Plasma responses of GLP-1 and ghrelin, a ‘satiety’ and ‘hunger’ hormone, respectively, which are implicated in playing a role in the regulation of appetite and energy intake(Reference Dhillo and Bloom29), were similar for all three breakfasts – indicating that these hormones are not involved in the differences in hunger rates. In addition, recent studies showed that the increased satiety after a high-protein meal compared with a non-protein meal are not mediated by changes in circulating ghrelin and/or GLP-1 concentrations(Reference Lejeune, Westerterp and Adam1, Reference Smeets, Soenen and Luscombe-Marsh2, Reference Moran, Luscombe-Marsh and Noakes30). Therefore, the satiating properties of dietary protein are likely to be mediated by a more complex set of mechanisms, and this may even be protein specific, as has recently been suggested(Reference Veldhorst, Smeets and Soenen3).

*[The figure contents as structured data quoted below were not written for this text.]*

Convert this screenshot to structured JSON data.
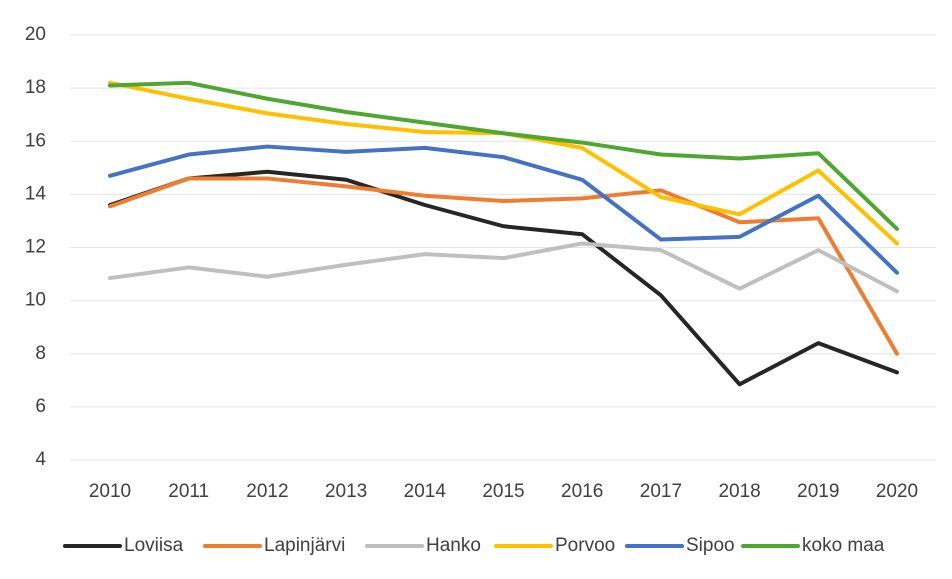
{
  "chart_data": {
    "type": "line",
    "categories": [
      "2010",
      "2011",
      "2012",
      "2013",
      "2014",
      "2015",
      "2016",
      "2017",
      "2018",
      "2019",
      "2020"
    ],
    "series": [
      {
        "name": "Loviisa",
        "color": "#262626",
        "values": [
          13.6,
          14.6,
          14.85,
          14.55,
          13.6,
          12.8,
          12.5,
          10.2,
          6.85,
          8.4,
          7.3
        ]
      },
      {
        "name": "Lapinjärvi",
        "color": "#ed7d31",
        "values": [
          13.55,
          14.6,
          14.6,
          14.3,
          13.95,
          13.75,
          13.85,
          14.15,
          12.95,
          13.1,
          8.0
        ]
      },
      {
        "name": "Hanko",
        "color": "#bfbfbf",
        "values": [
          10.85,
          11.25,
          10.9,
          11.35,
          11.75,
          11.6,
          12.15,
          11.9,
          10.45,
          11.9,
          10.35
        ]
      },
      {
        "name": "Porvoo",
        "color": "#ffc000",
        "values": [
          18.2,
          17.6,
          17.05,
          16.65,
          16.35,
          16.3,
          15.75,
          13.9,
          13.25,
          14.9,
          12.15
        ]
      },
      {
        "name": "Sipoo",
        "color": "#4472c4",
        "values": [
          14.7,
          15.5,
          15.8,
          15.6,
          15.75,
          15.4,
          14.55,
          12.3,
          12.4,
          13.95,
          11.05
        ]
      },
      {
        "name": "koko maa",
        "color": "#4ea72e",
        "values": [
          18.1,
          18.2,
          17.6,
          17.1,
          16.7,
          16.3,
          15.95,
          15.5,
          15.35,
          15.55,
          12.7
        ]
      }
    ],
    "ylim": [
      4,
      20
    ],
    "yticks": [
      4,
      6,
      8,
      10,
      12,
      14,
      16,
      18,
      20
    ],
    "grid": true,
    "legend": "bottom"
  }
}
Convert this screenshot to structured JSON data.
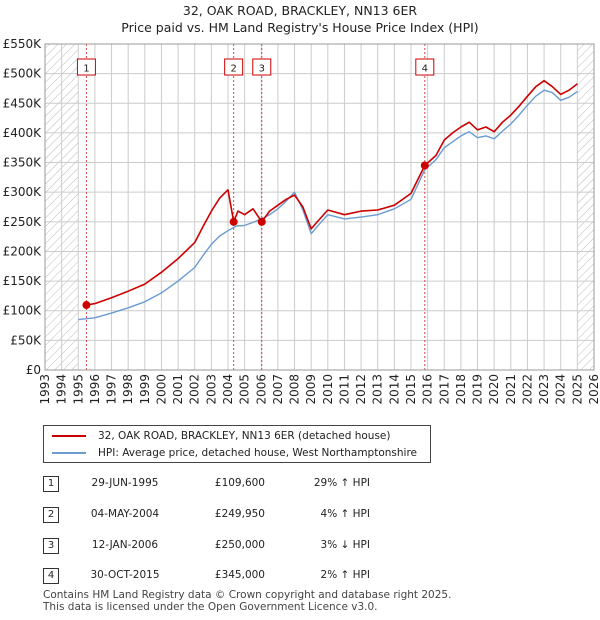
{
  "titles": {
    "line1": "32, OAK ROAD, BRACKLEY, NN13 6ER",
    "line2": "Price paid vs. HM Land Registry's House Price Index (HPI)"
  },
  "colors": {
    "property": "#cc0000",
    "hpi": "#6a9bd1",
    "grid": "#cccccc",
    "hatch": "#bbbbbb",
    "marker_line": "#dd4444"
  },
  "chart_data": {
    "type": "line",
    "title": "Price paid vs. HM Land Registry's House Price Index (HPI)",
    "xlim": [
      1993,
      2026
    ],
    "ylim": [
      0,
      550000
    ],
    "x_ticks": [
      1993,
      1994,
      1995,
      1996,
      1997,
      1998,
      1999,
      2000,
      2001,
      2002,
      2003,
      2004,
      2005,
      2006,
      2007,
      2008,
      2009,
      2010,
      2011,
      2012,
      2013,
      2014,
      2015,
      2016,
      2017,
      2018,
      2019,
      2020,
      2021,
      2022,
      2023,
      2024,
      2025,
      2026
    ],
    "x_tick_labels": [
      "1993",
      "1994",
      "1995",
      "1996",
      "1997",
      "1998",
      "1999",
      "2000",
      "2001",
      "2002",
      "2003",
      "2004",
      "2005",
      "2006",
      "2007",
      "2008",
      "2009",
      "2010",
      "2011",
      "2012",
      "2013",
      "2014",
      "2015",
      "2016",
      "2017",
      "2018",
      "2019",
      "2020",
      "2021",
      "2022",
      "2023",
      "2024",
      "2025",
      "2026"
    ],
    "y_ticks": [
      0,
      50000,
      100000,
      150000,
      200000,
      250000,
      300000,
      350000,
      400000,
      450000,
      500000,
      550000
    ],
    "y_tick_labels": [
      "£0",
      "£50K",
      "£100K",
      "£150K",
      "£200K",
      "£250K",
      "£300K",
      "£350K",
      "£400K",
      "£450K",
      "£500K",
      "£550K"
    ],
    "hatched_ranges": [
      [
        1993,
        1995.0
      ],
      [
        2025.0,
        2026
      ]
    ],
    "series": [
      {
        "name": "32, OAK ROAD, BRACKLEY, NN13 6ER (detached house)",
        "x": [
          1995.5,
          1996,
          1997,
          1998,
          1999,
          2000,
          2001,
          2002,
          2002.5,
          2003,
          2003.5,
          2004.0,
          2004.34,
          2004.6,
          2005,
          2005.5,
          2006.03,
          2006.5,
          2007,
          2007.5,
          2008,
          2008.5,
          2009.0,
          2009.3,
          2010,
          2011,
          2012,
          2013,
          2014,
          2015,
          2015.83,
          2016.5,
          2017,
          2017.5,
          2018,
          2018.5,
          2019,
          2019.5,
          2020,
          2020.5,
          2021,
          2021.5,
          2022,
          2022.5,
          2023.0,
          2023.5,
          2024,
          2024.5,
          2025.0
        ],
        "values": [
          109600,
          112000,
          122000,
          133000,
          145000,
          165000,
          188000,
          215000,
          242000,
          268000,
          290000,
          304000,
          249950,
          268000,
          262000,
          272000,
          250000,
          268000,
          278000,
          288000,
          295000,
          275000,
          238000,
          248000,
          270000,
          262000,
          268000,
          270000,
          278000,
          298000,
          345000,
          362000,
          388000,
          400000,
          410000,
          418000,
          405000,
          410000,
          402000,
          418000,
          430000,
          445000,
          462000,
          478000,
          488000,
          478000,
          465000,
          472000,
          483000
        ]
      },
      {
        "name": "HPI: Average price, detached house, West Northamptonshire",
        "x": [
          1995.0,
          1996,
          1997,
          1998,
          1999,
          2000,
          2001,
          2002,
          2002.5,
          2003,
          2003.5,
          2004.0,
          2004.5,
          2005,
          2005.5,
          2006,
          2006.5,
          2007,
          2007.5,
          2008,
          2008.5,
          2009.0,
          2009.3,
          2010,
          2011,
          2012,
          2013,
          2014,
          2015,
          2015.83,
          2016.5,
          2017,
          2017.5,
          2018,
          2018.5,
          2019,
          2019.5,
          2020,
          2020.5,
          2021,
          2021.5,
          2022,
          2022.5,
          2023.0,
          2023.5,
          2024,
          2024.5,
          2025.0
        ],
        "values": [
          85000,
          88000,
          96000,
          105000,
          115000,
          130000,
          150000,
          173000,
          193000,
          212000,
          226000,
          235000,
          243000,
          244000,
          249000,
          255000,
          262000,
          272000,
          285000,
          300000,
          270000,
          230000,
          240000,
          262000,
          255000,
          258000,
          262000,
          272000,
          288000,
          338000,
          355000,
          375000,
          385000,
          395000,
          402000,
          392000,
          395000,
          390000,
          403000,
          415000,
          430000,
          447000,
          462000,
          472000,
          468000,
          455000,
          460000,
          470000
        ]
      }
    ],
    "sale_markers": [
      {
        "label": "1",
        "x": 1995.49,
        "value": 109600
      },
      {
        "label": "2",
        "x": 2004.34,
        "value": 249950
      },
      {
        "label": "3",
        "x": 2006.03,
        "value": 250000
      },
      {
        "label": "4",
        "x": 2015.83,
        "value": 345000
      }
    ]
  },
  "legend": {
    "property_label": "32, OAK ROAD, BRACKLEY, NN13 6ER (detached house)",
    "hpi_label": "HPI: Average price, detached house, West Northamptonshire"
  },
  "transactions": [
    {
      "num": "1",
      "date": "29-JUN-1995",
      "price": "£109,600",
      "hpi": "29% ↑ HPI"
    },
    {
      "num": "2",
      "date": "04-MAY-2004",
      "price": "£249,950",
      "hpi": "4% ↑ HPI"
    },
    {
      "num": "3",
      "date": "12-JAN-2006",
      "price": "£250,000",
      "hpi": "3% ↓ HPI"
    },
    {
      "num": "4",
      "date": "30-OCT-2015",
      "price": "£345,000",
      "hpi": "2% ↑ HPI"
    }
  ],
  "footer": {
    "line1": "Contains HM Land Registry data © Crown copyright and database right 2025.",
    "line2": "This data is licensed under the Open Government Licence v3.0."
  }
}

All in all, the present study shows that a breakfast containing α-lactalbumin as the only protein source results in a more prolonged suppression of hunger than a breakfast containing gelatin. Although the mechanism behind this difference has not been elucidated, TRP concentrations and TRP:LNAA ratios in the breakfasts and the circulation, as well as total amino acid, GLP-1 and ghrelin responses, do not seem to be involved.
Acknowledgements
A. G. N., A. H-W., M. A. B. V., K. R. W., M. P. K. J. E., N. E. P. D. and M. S. W-P. designed the study. M. A. B. V. and A. H-W. collected and analysed the data. A. G. N. wrote the manuscript and A. H-W., M. A. B. V., K. R. W., M. P. K. J. E., N. E. P. D. and M. S. W-P. contributed to interpretation of the data and reviewed the manuscript. The study was executed under supervision of A. G. N., K. R. W. and M. S. W-P.
None of the authors had a personal or financial conflict of interest.